3 thoughts on “Lost in Translation?

  1. You’re right–as much as ethnographers might be immersed in the culture they’re studying, there were simply not raised within that cultural and linguistic milieu, and as knowledgeable as they might be, it can never replace being part of the culture from birth or from a very young age. The problems coming from both ends–the storyteller him/herself and the ethnographer.

    Knowing the limitations of the ethnographer, the native storyteller may simplify the story or alter it slightly, so there might be more of a shared cultural explanation. Or there might be details that may be more sacred or personal, not to be shared with outsiders. I think of it kind of like code-switching, not just on a language level, but on a cultural level as well. One story for the insiders, another for outsiders.

    As mentioned above, the ethnographer will have their limitations, not being raised in the culture (at least we assume this might be most often the case). They will have their own cultural and language filters from which incoming information might get skewed. Just as Prof. McMaster mentioned, the time in which we live plays a crucial role in relation to our perspective of others.

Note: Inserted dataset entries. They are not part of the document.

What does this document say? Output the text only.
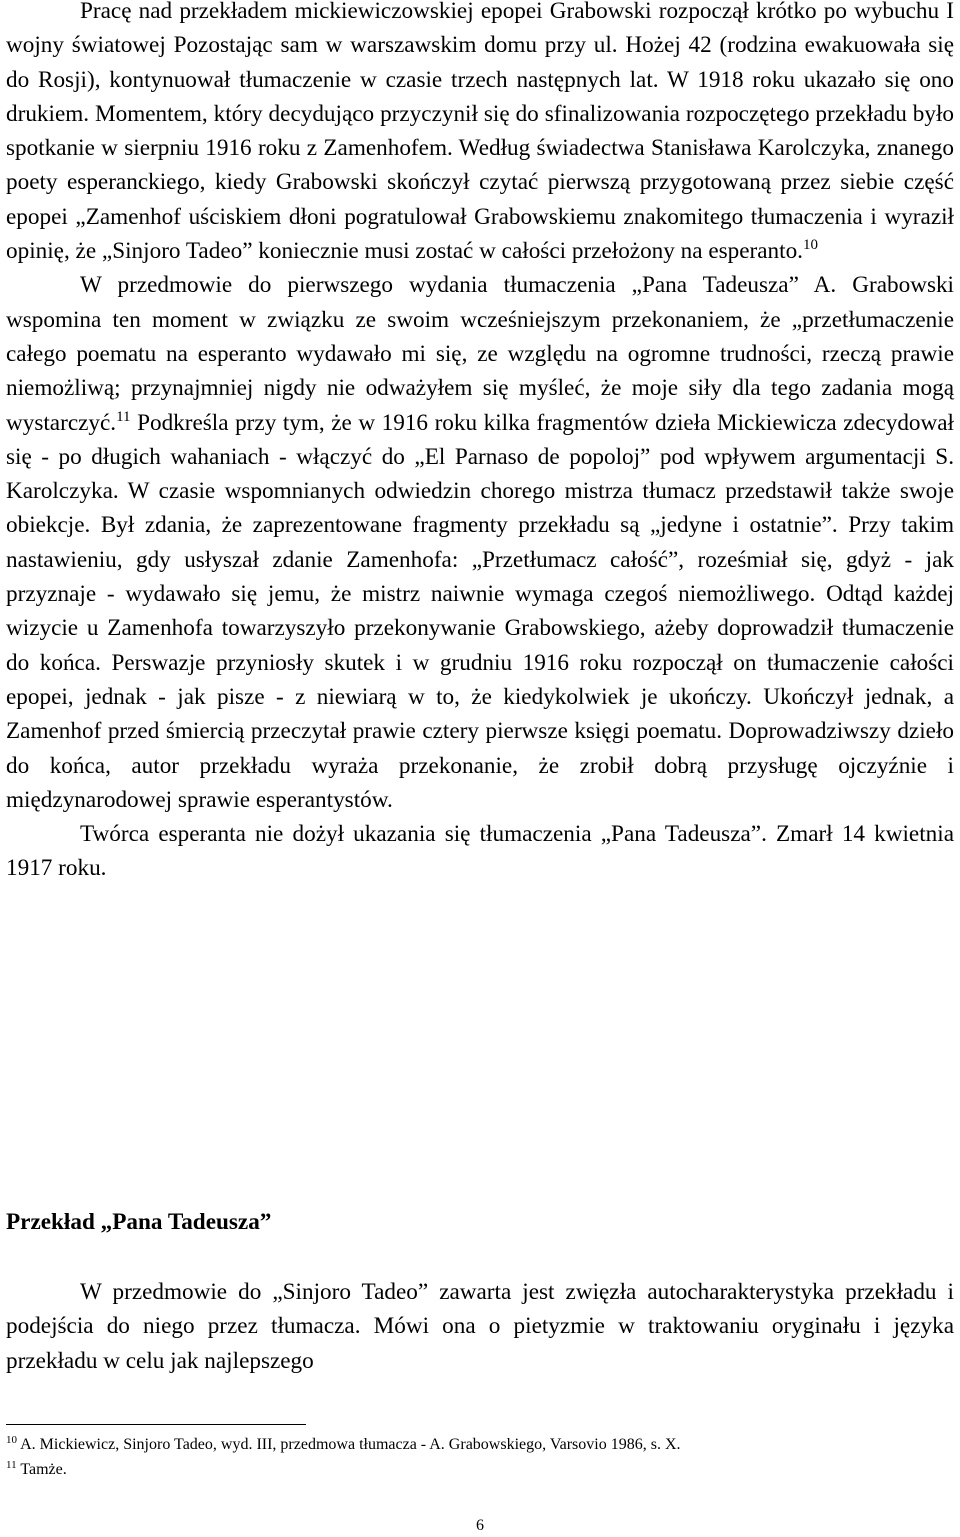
Pracę nad przekładem mickiewiczowskiej epopei Grabowski rozpoczął krótko po wybuchu I wojny światowej Pozostając sam w warszawskim domu przy ul. Hożej 42 (rodzina ewakuowała się do Rosji), kontynuował tłumaczenie w czasie trzech następnych lat. W 1918 roku ukazało się ono drukiem. Momentem, który decydująco przyczynił się do sfinalizowania rozpoczętego przekładu było spotkanie w sierpniu 1916 roku z Zamenhofem. Według świadectwa Stanisława Karolczyka, znanego poety esperanckiego, kiedy Grabowski skończył czytać pierwszą przygotowaną przez siebie część epopei „Zamenhof uściskiem dłoni pogratulował Grabowskiemu znakomitego tłumaczenia i wyraził opinię, że „Sinjoro Tadeo” koniecznie musi zostać w całości przełożony na esperanto.$^{10}$

W przedmowie do pierwszego wydania tłumaczenia „Pana Tadeusza” A. Grabowski wspomina ten moment w związku ze swoim wcześniejszym przekonaniem, że „przetłumaczenie całego poematu na esperanto wydawało mi się, ze względu na ogromne trudności, rzeczą prawie niemożliwą; przynajmniej nigdy nie odważyłem się myśleć, że moje siły dla tego zadania mogą wystarczyć.$^{11}$ Podkreśla przy tym, że w 1916 roku kilka fragmentów dzieła Mickiewicza zdecydował się - po długich wahaniach - włączyć do „El Parnaso de popoloj” pod wpływem argumentacji S. Karolczyka. W czasie wspomnianych odwiedzin chorego mistrza tłumacz przedstawił także swoje obiekcje. Był zdania, że zaprezentowane fragmenty przekładu są „jedyne i ostatnie”. Przy takim nastawieniu, gdy usłyszał zdanie Zamenhofa: „Przetłumacz całość”, roześmiał się, gdyż - jak przyznaje - wydawało się jemu, że mistrz naiwnie wymaga czegoś niemożliwego. Odtąd każdej wizycie u Zamenhofa towarzyszyło przekonywanie Grabowskiego, ażeby doprowadził tłumaczenie do końca. Perswazje przyniosły skutek i w grudniu 1916 roku rozpoczął on tłumaczenie całości epopei, jednak - jak pisze - z niewiarą w to, że kiedykolwiek je ukończy. Ukończył jednak, a Zamenhof przed śmiercią przeczytał prawie cztery pierwsze księgi poematu. Doprowadziwszy dzieło do końca, autor przekładu wyraża przekonanie, że zrobił dobrą przysługę ojczyźnie i międzynarodowej sprawie esperantystów.

Twórca esperanta nie dożył ukazania się tłumaczenia „Pana Tadeusza”. Zmarł 14 kwietnia 1917 roku.

Przekład „Pana Tadeusza”

W przedmowie do „Sinjoro Tadeo” zawarta jest zwięzła autocharakterystyka przekładu i podejścia do niego przez tłumacza. Mówi ona o pietyzmie w traktowaniu oryginału i języka przekładu w celu jak najlepszego

$^{10}$ A. Mickiewicz, Sinjoro Tadeo, wyd. III, przedmowa tłumacza - A. Grabowskiego, Varsovio 1986, s. X.
$^{11}$ Tamże.
6
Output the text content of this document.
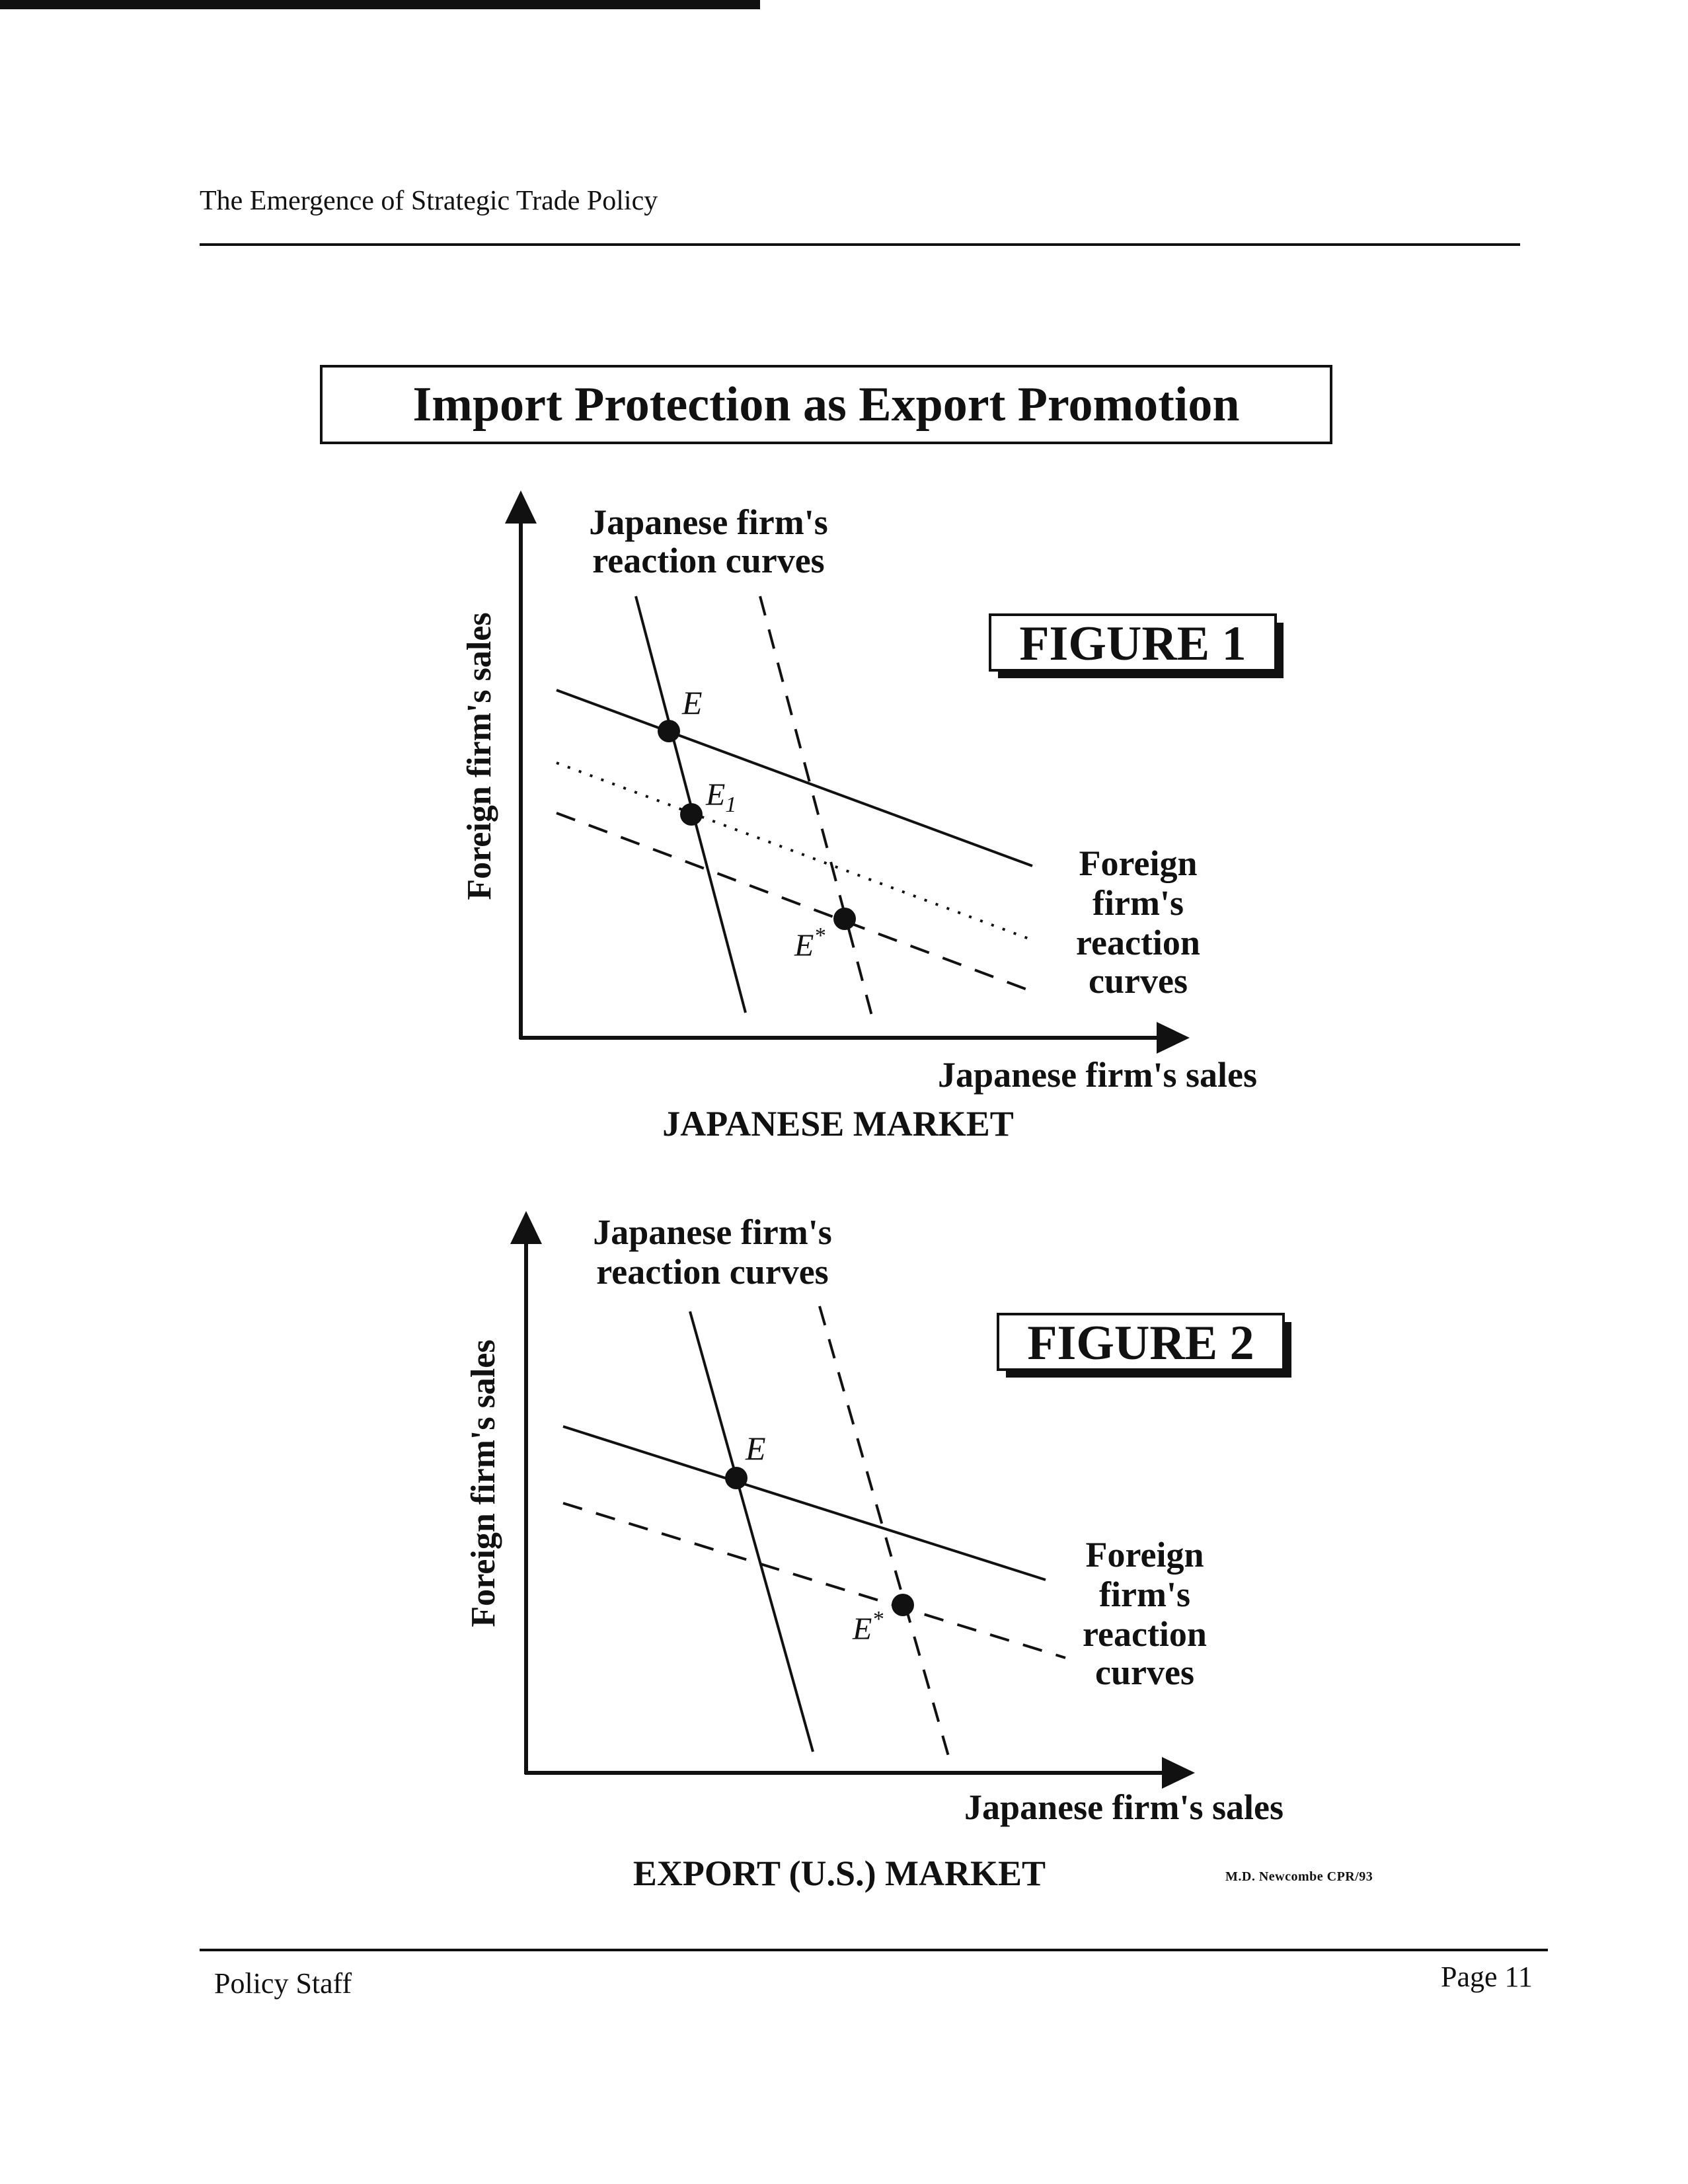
The Emergence of Strategic Trade Policy
Import Protection as Export Promotion
E
$E_1$
E*
Japanese firm's
reaction curves
Foreign firm's sales
Japanese firm's sales
Foreign
firm's
reaction
curves
FIGURE 1
JAPANESE MARKET
E
E*
Japanese firm's
reaction curves
Foreign firm's sales
Japanese firm's sales
Foreign
firm's
reaction
curves
FIGURE 2
EXPORT (U.S.) MARKET	M.D. Newcombe CPR/93
Policy Staff	Page 11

    And you’re also certainly right about “yet another layer” being added on with these accounts. I could be totally wrong, but I’m assuming that many of these accounts of Native stories were written down by ethnographers, so how much of the real story (really, versions of stories) are we actually getting? I remain skeptical, but I’d also like to believe that many communities are still orally passing down these stories to the next generation. Sadly, the next generation may not be hearing it in their traditional language, but that’s a whole other topic. : )


  2. I think that the story isn’t just changed from the original because of issues translating and misunderstanding. I think some of these ethnographer were trying to record the stories in a way similar to Snorri. Trying to preserve the normally oral stories but disproving them at the same time.

    I am in a Native Studies class this term and there was an ethnographer who wrote the story traditions of the Hopi. According to students in the class who know people connected to the Hopi people, this story that was recorded had portions that were completely untrue and manipulated by the person recording to make the Hopi seem cruel and somewhat insane..

  3. This is true with all translations. While the inherent meaning can be interpreted in any translation, it is never the actual meaning the author intended upon. The specificity of language in itself is already an incredibly precise thing. Translations should attempt to capture the meaning or essence of a text/myth rather than a literal transcription. With a shift of language comes a shift of cultural context, alongside a more direct interpretation of phrases, metaphors, etc which may not make sense upon being translated.